When you are confronted with a situation where your ball has landed and remains on the cart path you have the option to drop your ball from THE NEAREST POINT OF RELIEF, or to play the ball from the path. If you choose nearest point of relief, YOU DO NOT HAVE A CHOICE AS TO WHICH SIDE OF THE PATH YOU WISH TO DROP FROM. You must drop from the nearest point of relief relative to the balls resting point. ALSO YOU CANNOT STAND ON THE PATH IF YOU TAKE RELIEF FROM IT. The nearest point MUST AVOID YOUR STANCE AS WELL AS YOUR SWING. Using any club in your bag, drop within one club length of that point NO NEARER THE HOLE THAN WHERE THE BALL LAY ON THE CART PATH. Note: if the nearest point means dropping the ball in to a worse situation you can play the ball where it lies on the path. BE CAREFUL NOT TO TOUCH THE BALL UNTIL YOU ARE SURE THAT YOU WANT TO TAKE RELIEF AS TOUCHING THE BALL IS A COMMITMENT. A key point to remember when determining relief is that you do not get free relief because your situation could affect THE BALLS FLIGHT. You only get free relief when your area of INTENDED SWING, YOUR STANCE, OR THE LIE OF THE BALL is affected by an immovable obstruction.




A player can declare a ball unplayable at any time except when under the influence of the rules in a water hazard. Once a ball is declared unplayable, you have three options.


            1. Dropping the ball within two club lengths from the point of the unplayable lie no         nearer the hole except in a water hazard. Add one stroke to your score.


            2. Keeping the point of the unplayable lie between you and the hole and going back        as far as you want and dropping the ball. Add one stroke to your score.


            3. Return to the original point you hit the shot from and replay it. Add one stroke to        your score, but you are penalizing yourself distance. This is a basic stroke and    distance penalty.

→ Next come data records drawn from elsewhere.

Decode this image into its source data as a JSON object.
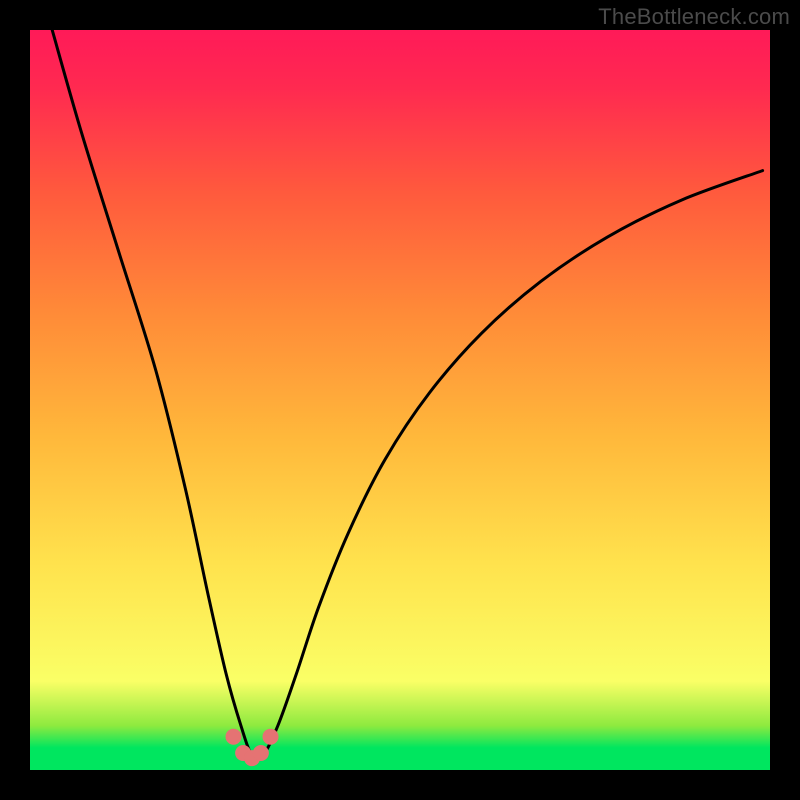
{
  "watermark": "TheBottleneck.com",
  "colors": {
    "frame": "#000000",
    "curve_stroke": "#000000",
    "marker_fill": "#e57373",
    "marker_stroke": "#c24d4d",
    "gradient_stops": [
      "#00e65f",
      "#8eea3f",
      "#faff66",
      "#ffe24d",
      "#ffb83b",
      "#ff8a38",
      "#ff5a3d",
      "#ff2a50",
      "#ff1a58"
    ]
  },
  "chart_data": {
    "type": "line",
    "title": "",
    "xlabel": "",
    "ylabel": "",
    "xlim": [
      0,
      100
    ],
    "ylim": [
      0,
      100
    ],
    "grid": false,
    "legend": false,
    "series": [
      {
        "name": "bottleneck-curve",
        "x": [
          3,
          7,
          12,
          17,
          21,
          24,
          26.5,
          28.5,
          30,
          31.5,
          33.5,
          36,
          39,
          43,
          48,
          54,
          61,
          69,
          78,
          88,
          99
        ],
        "y": [
          100,
          86,
          70,
          54,
          38,
          24,
          13,
          6,
          2,
          2,
          6,
          13,
          22,
          32,
          42,
          51,
          59,
          66,
          72,
          77,
          81
        ]
      }
    ],
    "markers": {
      "name": "valley-points",
      "x": [
        27.5,
        28.8,
        30.0,
        31.2,
        32.5
      ],
      "y": [
        4.5,
        2.3,
        1.6,
        2.3,
        4.5
      ]
    }
  }
}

The Rules of Golf are sincerely designed to help maintain the integrity and fairness of the game of golf.  Golf is one of the truly unique sports in which players of all abilities may compete on an even playing field.  A basic understanding of these rules will not only increase your enjoyment of the game, but will also maintain the traditions that hundreds of years and millions of golfers have set forth. 

History of Golf Rules

Golf rules and etiquette follow three main tenets.

  • Play the ball as it lies
  • Play the course as you find it
  • Do what is fair

The refinement of these basic rules has been accomplished since the earliest days of golf nearly 800 years ago.  The rules apply to everyone. There are currently 34 Rules of Golf. They are administered by the United States Golf Association in America and elsewhere by the Royal and Ancient Club of St. Andrews.  The USGA was founded in 1894, the R&A in 1754.  These two groups work together to constantly refine and improve the rules of golf.

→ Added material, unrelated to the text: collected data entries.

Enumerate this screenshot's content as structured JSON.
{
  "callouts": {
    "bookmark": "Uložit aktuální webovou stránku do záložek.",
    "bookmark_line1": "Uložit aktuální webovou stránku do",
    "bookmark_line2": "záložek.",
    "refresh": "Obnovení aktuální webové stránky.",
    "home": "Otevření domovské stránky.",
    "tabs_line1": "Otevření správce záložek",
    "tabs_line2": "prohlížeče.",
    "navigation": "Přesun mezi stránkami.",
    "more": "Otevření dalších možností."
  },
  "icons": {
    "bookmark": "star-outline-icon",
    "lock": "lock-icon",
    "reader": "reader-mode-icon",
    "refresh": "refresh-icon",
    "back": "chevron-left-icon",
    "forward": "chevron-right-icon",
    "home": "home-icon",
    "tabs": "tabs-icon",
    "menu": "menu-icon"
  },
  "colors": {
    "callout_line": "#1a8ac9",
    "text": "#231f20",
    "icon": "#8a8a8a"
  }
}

Things have not always been this cooperative though.  In the very early days of golf, each golf club in Scotland produced their own and unique rules.  All of them were somewhat different…which made traveling competitions very interesting.  Eventually, the disagreements became suffocating and the clubs requested that the Royal and Ancient Golf Club promulgate one set of rules.  The golfers at St. Andrews were so honored because almost all Scots recognize St. Andrews as the birthplace of golf. 

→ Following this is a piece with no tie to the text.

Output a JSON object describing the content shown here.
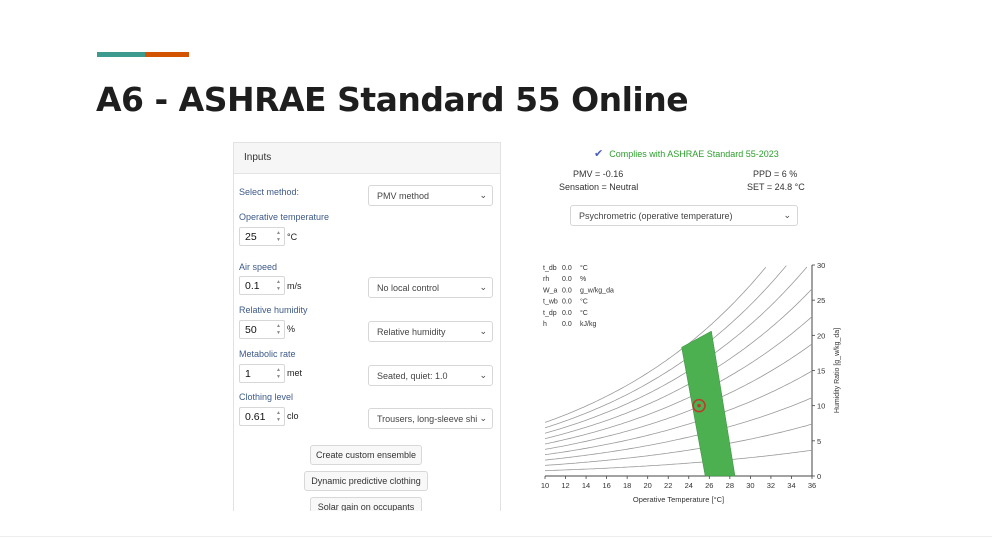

The first known published rules of golf were thirteen in number and ordained by the Honourable Company of Golfers of Edinburgh, Scotland in 1744.  These rules were adopted and ratified nearly ten years later by the R & A.

As golf migrated to the Americas, similar rules fluctuation began to ensue.  It wasn’t until 1951 that the USGA and the R & A resolved all of their differences and agreed on the same set of rules. 

A complete copy of the Rules of Golf and the Decisions on the Rules of Golf may be obtained from the United States Golf Association, Rules of Golf.